Was sollen die Regulierungbehörden in Bezug auf die hohe Vergütung von Führungskräften, die mit Belohnung einer Leistung nichts zu tun haben, unternehmen?

Er habe Ansichten, was diese Fragen betrifft. Aber er sehe in diesen Fällen die Argumente auf beiden Seiten, hebt der an der Harvard University lehrende Wirtschaftsprofessor hervor.

Die Frage der Finanzierung der US-Aufsichtsbehörden, der SEC (US-Börsenaufsicht) oder CFTC (Commodity Futures Trading Commission) ist einfach zu beantworten. Er verstehe die Argumente für die Kürzung der Finanzierung von SEC und CFTC aber nicht oder die andere Weise, wie die Republikaner im Kongress versuchen, die Arbeit von Behörden zu erschweren. Die Republikaner behindern die Einrichtung der zwei neuen Agenturen absichtlich, die als Antwort auf die Finanzkrise von 2008 aufgebaut werden: Consumer Financial Protection Bureau (unter dem Dach der US-Notenbank) und Office of Financial Research (unter dem Dach des US-Finanzministeriums).

Risikoaufschläge und fiskalpolitische Rechtschaffenheit

Es sind nicht nur italienische und französische Staatsanleihen, die am Markt derzeit als unattraktives Investment wahrgenommen werden, sondern auch österreichische Staatspapiere geraten zunehmend unter Druck.

Die Ratingagentur Moody’s will die Bonitätseinschätzung französischer Anleihen überprüfen.
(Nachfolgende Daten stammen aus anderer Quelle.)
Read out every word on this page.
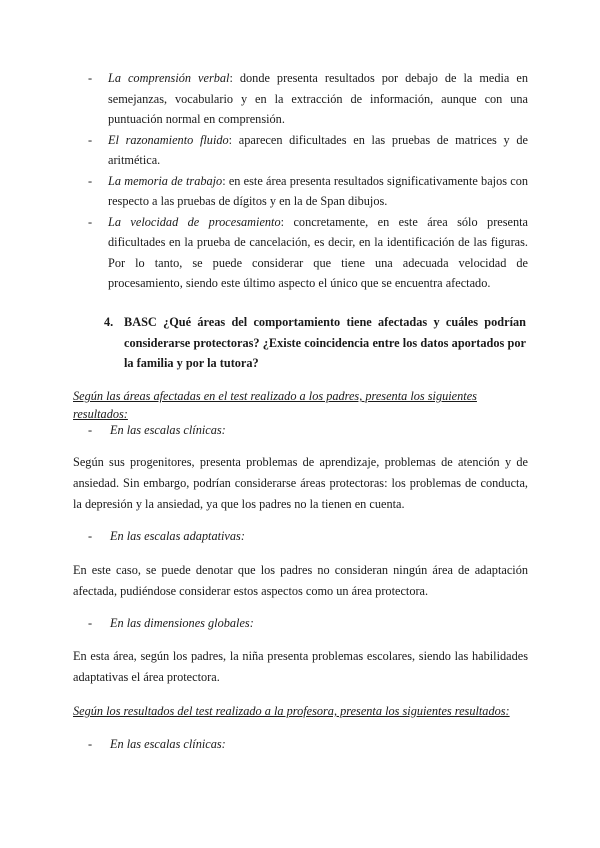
- La comprensión verbal: donde presenta resultados por debajo de la media en semejanzas, vocabulario y en la extracción de información, aunque con una puntuación normal en comprensión.
- El razonamiento fluido: aparecen dificultades en las pruebas de matrices y de aritmética.
- La memoria de trabajo: en este área presenta resultados significativamente bajos con respecto a las pruebas de dígitos y en la de Span dibujos.
- La velocidad de procesamiento: concretamente, en este área sólo presenta dificultades en la prueba de cancelación, es decir, en la identificación de las figuras. Por lo tanto, se puede considerar que tiene una adecuada velocidad de procesamiento, siendo este último aspecto el único que se encuentra afectado.
4. BASC ¿Qué áreas del comportamiento tiene afectadas y cuáles podrían considerarse protectoras? ¿Existe coincidencia entre los datos aportados por la familia y por la tutora?

Según las áreas afectadas en el test realizado a los padres, presenta los siguientes resultados:

- En las escalas clínicas:

Según sus progenitores, presenta problemas de aprendizaje, problemas de atención y de ansiedad. Sin embargo, podrían considerarse áreas protectoras: los problemas de conducta, la depresión y la ansiedad, ya que los padres no la tienen en cuenta.

- En las escalas adaptativas:

En este caso, se puede denotar que los padres no consideran ningún área de adaptación afectada, pudiéndose considerar estos aspectos como un área protectora.

- En las dimensiones globales:

En esta área, según los padres, la niña presenta problemas escolares, siendo las habilidades adaptativas el área protectora.

Según los resultados del test realizado a la profesora, presenta los siguientes resultados:

- En las escalas clínicas:
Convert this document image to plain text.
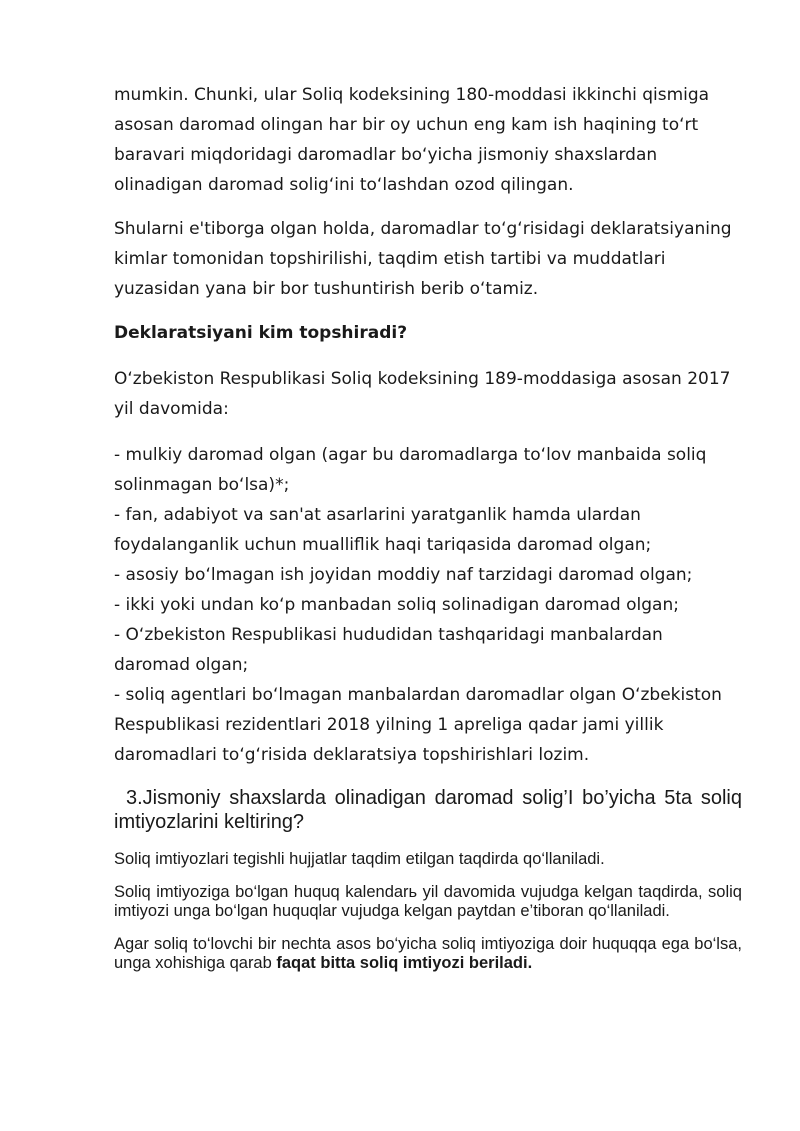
mumkin. Chunki, ular Soliq kodeksining 180-moddasi ikkinchi qismiga asosan daromad olingan har bir oy uchun eng kam ish haqining to‘rt baravari miqdoridagi daromadlar bo‘yicha jismoniy shaxslardan olinadigan daromad solig‘ini to‘lashdan ozod qilingan.

Shularni e'tiborga olgan holda, daromadlar to‘g‘risidagi deklaratsiyaning kimlar tomonidan topshirilishi, taqdim etish tartibi va muddatlari yuzasidan yana bir bor tushuntirish berib o‘tamiz.

Deklaratsiyani kim topshiradi?

O‘zbekiston Respublikasi Soliq kodeksining 189-moddasiga asosan 2017 yil davomida:

- mulkiy daromad olgan (agar bu daromadlarga to‘lov manbaida soliq solinmagan bo‘lsa)*;
- fan, adabiyot va san'at asarlarini yaratganlik hamda ulardan foydalanganlik uchun mualliflik haqi tariqasida daromad olgan;
- asosiy bo‘lmagan ish joyidan moddiy naf tarzidagi daromad olgan;
- ikki yoki undan ko‘p manbadan soliq solinadigan daromad olgan;
- O‘zbekiston Respublikasi hududidan tashqaridagi manbalardan daromad olgan;
- soliq agentlari bo‘lmagan manbalardan daromadlar olgan O‘zbekiston Respublikasi rezidentlari 2018 yilning 1 apreliga qadar jami yillik daromadlari to‘g‘risida deklaratsiya topshirishlari lozim.

3.Jismoniy shaxslarda olinadigan daromad solig’I bo’yicha 5ta soliq imtiyozlarini keltiring?

Soliq imtiyozlari tegishli hujjatlar taqdim etilgan taqdirda qo‘llaniladi.

Soliq imtiyoziga bo‘lgan huquq kalendarь yil davomida vujudga kelgan taqdirda, soliq imtiyozi unga bo‘lgan huquqlar vujudga kelgan paytdan e’tiboran qo‘llaniladi.

Agar soliq to‘lovchi bir nechta asos bo‘yicha soliq imtiyoziga doir huquqqa ega bo‘lsa, unga xohishiga qarab faqat bitta soliq imtiyozi beriladi.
Die Spreads für französischen Staatspapiere mit 10 Jahren Laufzeit (156 Basispunkte) gegenüber deutschen Bundesanleihen weiten sich wesentlich aus. Und Frankreich reagiert darauf mit einem Sparpaket (fiscal austerity). Geht es aber um eine fiskalische Angelegenheit? Oder anders formuliert, ist es etwas, was mit rigorosen Sparmassnahmen angegangen werden könnte?
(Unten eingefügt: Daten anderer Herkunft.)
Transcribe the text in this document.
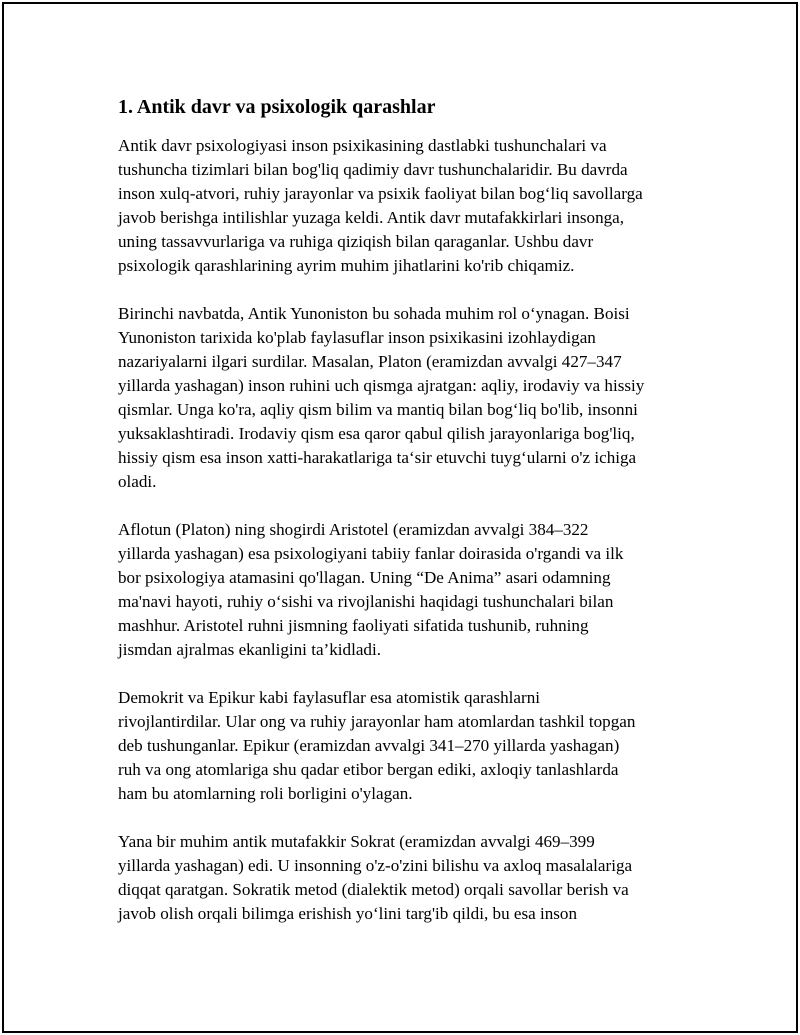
1. Antik davr va psixologik qarashlar
Antik davr psixologiyasi inson psixikasining dastlabki tushunchalari va
tushuncha tizimlari bilan bog'liq qadimiy davr tushunchalaridir. Bu davrda
inson xulq-atvori, ruhiy jarayonlar va psixik faoliyat bilan bog‘liq savollarga
javob berishga intilishlar yuzaga keldi. Antik davr mutafakkirlari insonga,
uning tassavvurlariga va ruhiga qiziqish bilan qaraganlar. Ushbu davr
psixologik qarashlarining ayrim muhim jihatlarini ko'rib chiqamiz.
Birinchi navbatda, Antik Yunoniston bu sohada muhim rol o‘ynagan. Boisi
Yunoniston tarixida ko'plab faylasuflar inson psixikasini izohlaydigan
nazariyalarni ilgari surdilar. Masalan, Platon (eramizdan avvalgi 427–347
yillarda yashagan) inson ruhini uch qismga ajratgan: aqliy, irodaviy va hissiy
qismlar. Unga ko'ra, aqliy qism bilim va mantiq bilan bog‘liq bo'lib, insonni
yuksaklashtiradi. Irodaviy qism esa qaror qabul qilish jarayonlariga bog'liq,
hissiy qism esa inson xatti-harakatlariga ta‘sir etuvchi tuyg‘ularni o'z ichiga
oladi.
Aflotun (Platon) ning shogirdi Aristotel (eramizdan avvalgi 384–322
yillarda yashagan) esa psixologiyani tabiiy fanlar doirasida o'rgandi va ilk
bor psixologiya atamasini qo'llagan. Uning “De Anima” asari odamning
ma'navi hayoti, ruhiy o‘sishi va rivojlanishi haqidagi tushunchalari bilan
mashhur. Aristotel ruhni jismning faoliyati sifatida tushunib, ruhning
jismdan ajralmas ekanligini ta’kidladi.
Demokrit va Epikur kabi faylasuflar esa atomistik qarashlarni
rivojlantirdilar. Ular ong va ruhiy jarayonlar ham atomlardan tashkil topgan
deb tushunganlar. Epikur (eramizdan avvalgi 341–270 yillarda yashagan)
ruh va ong atomlariga shu qadar etibor bergan ediki, axloqiy tanlashlarda
ham bu atomlarning roli borligini o'ylagan.
Yana bir muhim antik mutafakkir Sokrat (eramizdan avvalgi 469–399
yillarda yashagan) edi. U insonning o'z-o'zini bilishu va axloq masalalariga
diqqat qaratgan. Sokratik metod (dialektik metod) orqali savollar berish va
javob olish orqali bilimga erishish yo‘lini targ'ib qildi, bu esa inson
Man möchte bitte Österreich betrachten. Österreich hat im Vergleich eine sehr erfolgreiche Wirtschaft, mit geringer Arbeitslosigkeit und einem Leistungsbilanzüberschuss. Österreichs finanzpolitische Perspektiven sind etwas besser als die von Deutschland, wenn man IWF-Prognosen zugrunde legt, bemerkt Paul Krugman in seinem Blog.

Österreich erlebt aber genau dieselbe Entwicklung in Sachen Renditeverlauf wie Frankreich. Im Juni lag die Rendite der Staatsanleihen mit 10 Jahren Laufzeit in Österreich und Frankreich mit 3,43% 44 Basispunkte über der Rendite (2,89%) der deutschen Bundesanleihen mit vergleichbarer Laufzeit.
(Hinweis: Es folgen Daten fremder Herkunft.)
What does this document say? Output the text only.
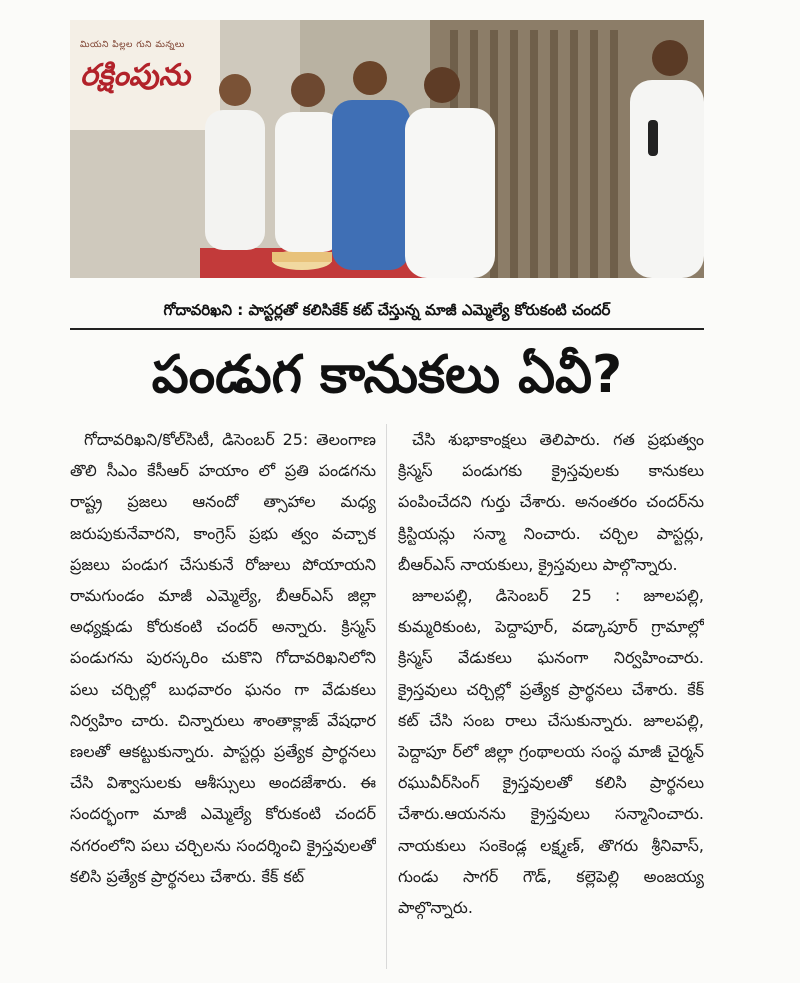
మియని పిల్లల గుని మన్నలు
రక్షింపును
గోదావరిఖని : పాస్టర్లతో కలిసికేక్ కట్ చేస్తున్న మాజీ ఎమ్మెల్యే కోరుకంటి చందర్
పండుగ కానుకలు ఏవీ?

గోదావరిఖని/కోల్‌సిటీ, డిసెంబర్ 25: తెలంగాణ తొలి సీఎం కేసీఆర్ హయాం లో ప్రతి పండగను రాష్ట్ర ప్రజలు ఆనందో త్సాహాల మధ్య జరుపుకునేవారని, కాంగ్రెస్ ప్రభు త్వం వచ్చాక ప్రజలు పండుగ చేసుకునే రోజులు పోయాయని రామగుండం మాజీ ఎమ్మెల్యే, బీఆర్ఎస్ జిల్లా అధ్యక్షుడు కోరుకంటి చందర్ అన్నారు. క్రిస్మస్ పండుగను పురస్కరిం చుకొని గోదావరిఖనిలోని పలు చర్చిల్లో బుధవారం ఘనం గా వేడుకలు నిర్వహిం చారు. చిన్నారులు శాంతాక్లాజ్ వేషధార ణలతో ఆకట్టుకున్నారు. పాస్టర్లు ప్రత్యేక ప్రార్థనలు చేసి విశ్వాసులకు ఆశీస్సులు అందజేశారు. ఈ సందర్భంగా మాజీ ఎమ్మెల్యే కోరుకంటి చందర్ నగరంలోని పలు చర్చిలను సందర్శించి క్రైస్తవులతో కలిసి ప్రత్యేక ప్రార్థనలు చేశారు. కేక్ కట్

చేసి శుభాకాంక్షలు తెలిపారు. గత ప్రభుత్వం క్రిస్మస్ పండుగకు క్రైస్తవులకు కానుకలు పంపించేదని గుర్తు చేశారు. అనంతరం చందర్‌ను క్రిస్టియన్లు సన్మా నించారు. చర్చిల పాస్టర్లు, బీఆర్ఎస్ నాయకులు, క్రైస్తవులు పాల్గొన్నారు.

జూలపల్లి, డిసెంబర్ 25 : జూలపల్లి, కుమ్మరికుంట, పెద్దాపూర్, వడ్కాపూర్ గ్రామాల్లో క్రిస్మస్ వేడుకలు ఘనంగా నిర్వహించారు. క్రైస్తవులు చర్చిల్లో ప్రత్యేక ప్రార్థనలు చేశారు. కేక్ కట్ చేసి సంబ రాలు చేసుకున్నారు. జూలపల్లి, పెద్దాపూ ర్‌లో జిల్లా గ్రంథాలయ సంస్థ మాజీ చైర్మన్ రఘువీర్‌సింగ్ క్రైస్తవులతో కలిసి ప్రార్థనలు చేశారు.ఆయనను క్రైస్తవులు సన్మానించారు. నాయకులు సంకెండ్ల లక్ష్మణ్, తొగరు శ్రీనివాస్, గుండు సాగర్ గౌడ్, కల్లెపెల్లి అంజయ్య పాల్గొన్నారు.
Risikoaufschlag Staatsanleihen (10 Jahre) Österreich vs Deutschland, Graph: Bloomberg

Montag, 21. November 2011

Die Schweiz hat wieder eine negative Kerninflation

Es ist der Schweizerischen Nationalbank (SNB) gelungen, eine anhaltende Aufwertung des Frankens zu verhindern.

Die SNB hatte am 6. September angekündigt, eine deutliche und dauerhafte Abschwächung des Frankens anzustreben. Da die SNB als eine glaubwürdige Zentralbank mit einer glaubwürdigen Zielsetzung gilt, ist der Euro-Franken Wechselkurs seither nicht mehr unter 1,20 pro Euro gefallen.

Wie dem heute vorgelegten Monatsheft (Nov. 2011) der SNB zu entnehmen ist, hat die Kerninflation im vergangenen Monat einen negativen Wert von 0,5% verzeichnet. Die Schätzungen der Kerninflation sind nützlich, weil die am Konsumentenpreisindex (CPI) gemessene Teuerung kurzfristigen Schwankungen unterliegt.


Ferner ist der getrimmte Mittelwert (TM15), der wie die Kerninflation ein geeigneteres Bild der Entwicklung der allgemeinen Inflation liefert, im vergangenen Monat um 0,3% gestiegen, nachdem dieser Wert in den 5 Monaten davor um 0,6% zugelegt hatte.



Schweiz: Kerninflation und der getrimmte Mittelwert, Graph: ACEMAXX ANALYTICS

PS: Der vorübergehende Anstieg der Teuerung im März 2011 ist im Wesentlichen auf einen Sondereffekt aufgrund eines höheren Erhebungsrhythmus der Preise für Bekleidung und Schuhe zurückzuführen.